Of various factors causing the rate of manufacturing expansion to cool in June, "contender number lone would have to be the soaring New Zealand dollar," said Bank of New Zealand economists in a commentary on the index.
The kiwi dollar hit new post-float highs this morning, threatening to break 85 US cents for the first time after much-delayed Gross Domestic Product figures for the March quarter came in twice as strong as expected, at 0.8 per cent growth in the same quarter as the devastating February 22 Christchurch earthquake.
However, the result was further evidence of "a decent core element to the expansion that has now been under way for 10 consecutive months," BNZ said.
An Export NZ survey released yesterday showed two-thirds of exporters are expecting improved orders, despite the strength of the dollar, while last week's Quarterly Survey of Business Opinion from the New Zealand Institute of Economic Research showed manufacturing optimism.

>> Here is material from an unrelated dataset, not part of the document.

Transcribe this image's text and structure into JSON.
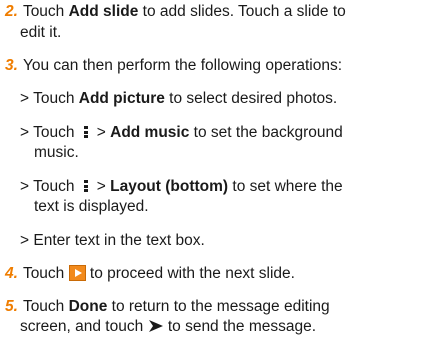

Recent trade statistics and today's GDP figures also show that manufacturing has been an underpinning factor in the emerging economic recovery in New Zealand.
The combined results also suggest that Christchurch manufacturers have been resilient, despite the impact of the quakes on the city, with the June PMI for Canterbury/Westland sitting at 52.1, compared with 53.4 a year ago, before any of the string of quakes hit.
By far the weakest region was Otago/Southland, which reported a very large fall in the PMI, from 58.4 in June 2010 to 41.3 last month.
On a national scale, the PMI sub-categories showed weakness in production, employment, and finished stocks, compared to the same month last year, but improved new orders and deliveries performance.
The new orders figures were "very healthy" and were "promising signals for demand and production ahead."
The slowdown occurring in Australia was a factor affecting the outlook, but the relative buoyancy of the Australian economy and the favourable exchange rate were a key part of recent strength, with no exporters surveyed making negative comments about the outlook across for their sales across the Tasman.
Nor were there any comments on the ongoing European debt crisis from any respondents to the survey in June.
"So, while plenty of risks remain in the international marketplace, there remains a sense of sure and steady improvement," said the BNZ, which warned, however, that it "might be just a matter of time before the strength of the New Zealand dollar, the Australian domestic slowdown and European debt issues catch up with us."